Memorandum by Barnsley Metropolitan Borough Council (LAG 43)

  Preliminary Views On Whether The Changes In Political Management Structures Are Likely To Contribute To Greater Efficiency, Transparency And Accountability In Local Government

  Barnsley has been operating its transitional political management arrangements since February 1999—longer than most other local authorities. This places us in a strong position to comment about the impact of modernisation on the decision making process. In order to get over the extent of the change we will need to explain what existed prior to the introduction of the modernised system.

  Our political management arrangements were similar to most other large metropolitan authorities. Services were the responsibility of committees. In practice, there was extensive pre-consideration of decisions within the political groups—including by an informal political executive—prior to them being formally taken by the Committees. As an organisation, we seemed to work on the presumption that decision making should be a closed process—with information only emerging after the options had been considered.

  The lack of clarity was compounded by the fact that the political management arrangements were unwieldy. The fact that proposals had to go through an elaborate, process of consideration by the political groups, followed by formal endorsement by the Committee system (we had fourteen in total, each with its own sub-committees), before they could be adopted, was time consuming and caused many unnecessary delays.

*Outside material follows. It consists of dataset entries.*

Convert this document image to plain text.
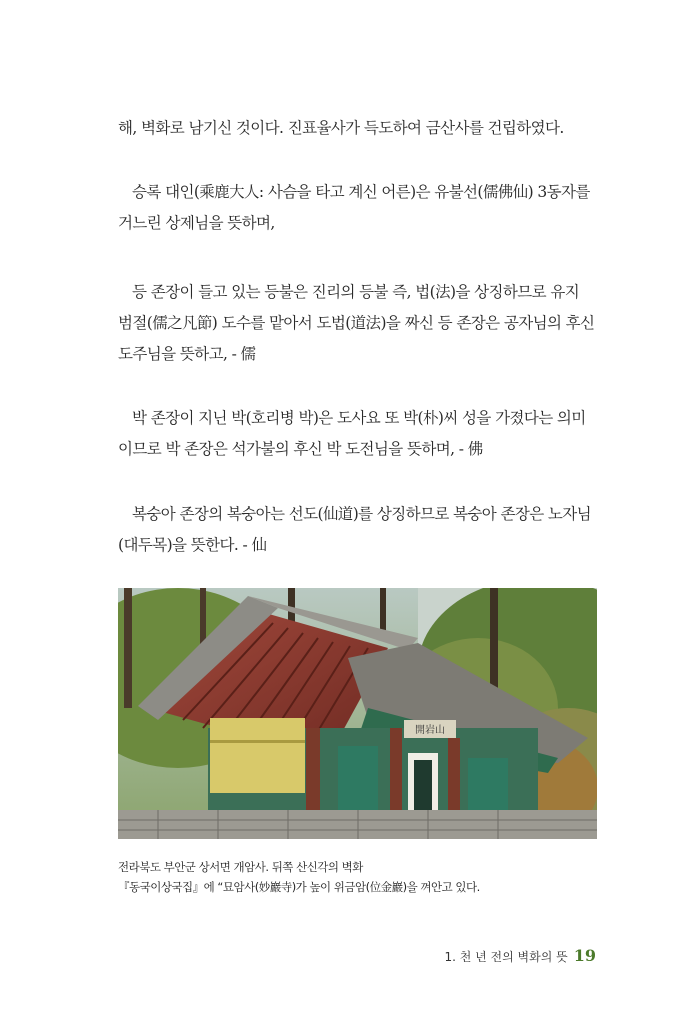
해, 벽화로 남기신 것이다. 진표율사가 득도하여 금산사를 건립하였다.
승록 대인(乘鹿大人: 사슴을 타고 계신 어른)은 유불선(儒佛仙) 3동자를
거느린 상제님을 뜻하며,
등 존장이 들고 있는 등불은 진리의 등불 즉, 법(法)을 상징하므로 유지
범절(儒之凡節) 도수를 맡아서 도법(道法)을 짜신 등 존장은 공자님의 후신
도주님을 뜻하고, - 儒
박 존장이 지닌 박(호리병 박)은 도사요 또 박(朴)씨 성을 가졌다는 의미
이므로 박 존장은 석가불의 후신 박 도전님을 뜻하며, - 佛
복숭아 존장의 복숭아는 선도(仙道)를 상징하므로 복숭아 존장은 노자님
(대두목)을 뜻한다. - 仙
開岩山
전라북도 부안군 상서면 개암사. 뒤쪽 산신각의 벽화
『동국이상국집』에 “묘암사(妙巖寺)가 높이 위금암(位金巖)을 껴안고 있다.
1. 천 년 전의 벽화의 뜻 19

  Since the new political management arrangements were introduced, the decision making process within the Council has become a lot more streamlined and efficient. The Cabinet meets every week. It either takes decisions, which can then be implemented immediately, or makes recommendations to the Council, which in turn meets monthly.

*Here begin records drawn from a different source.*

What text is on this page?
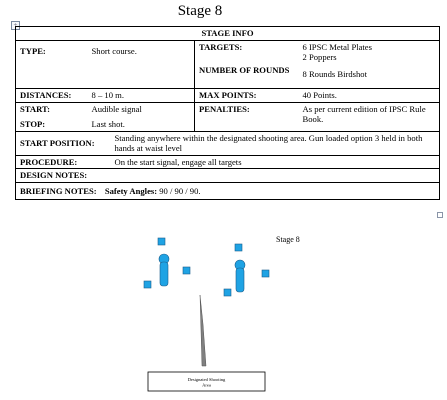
Stage 8
+
STAGE INFO			
TYPE:	Short course.	TARGETS:	6 IPSC Metal Plates
2 Poppers

		NUMBER OF ROUNDS	8 Rounds Birdshot
DISTANCES:	8 – 10 m.	MAX POINTS:	40 Points.
START:	Audible signal	PENALTIES:	As per current edition of IPSC Rule Book.
STOP:	Last shot.		
START POSITION:	Standing anywhere within the designated shooting area. Gun loaded option 3 held in both hands at waist level		
PROCEDURE:	On the start signal, engage all targets		
DESIGN NOTES:			
BRIEFING NOTES: Safety Angles: 90 / 90 / 90.			
Stage 8
Designated Shooting
Area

  It has also become easier for the public to understand who takes decisions. Instead of new initiatives apparently coming from a range of separate committees, all decisions are taken by the Cabinet or the full Council. The ethos of the whole decision making process has been turned on its head. Instead of trying to stop the public from finding out about what is going on until after decisions have been taken, we now encourage them to know what is being considered. All of our Cabinet meetings are held in public. They—and the press—can (and do) see exactly what is being considered and what is decided. Barnsley Council now has a genuinely transparent decisions making process.

  The new political management arrangements are also a lot more accountable than their predecessors. This is because all Cabinet decisions and recommendations to the Council can be called in by our Overview and Scrutiny Commissions. The Cabinet spokepersons have to justify what they have done, and what they propose to do, to their colleagues. If they do not convince them then the Commissions, can, and do, force them to think again.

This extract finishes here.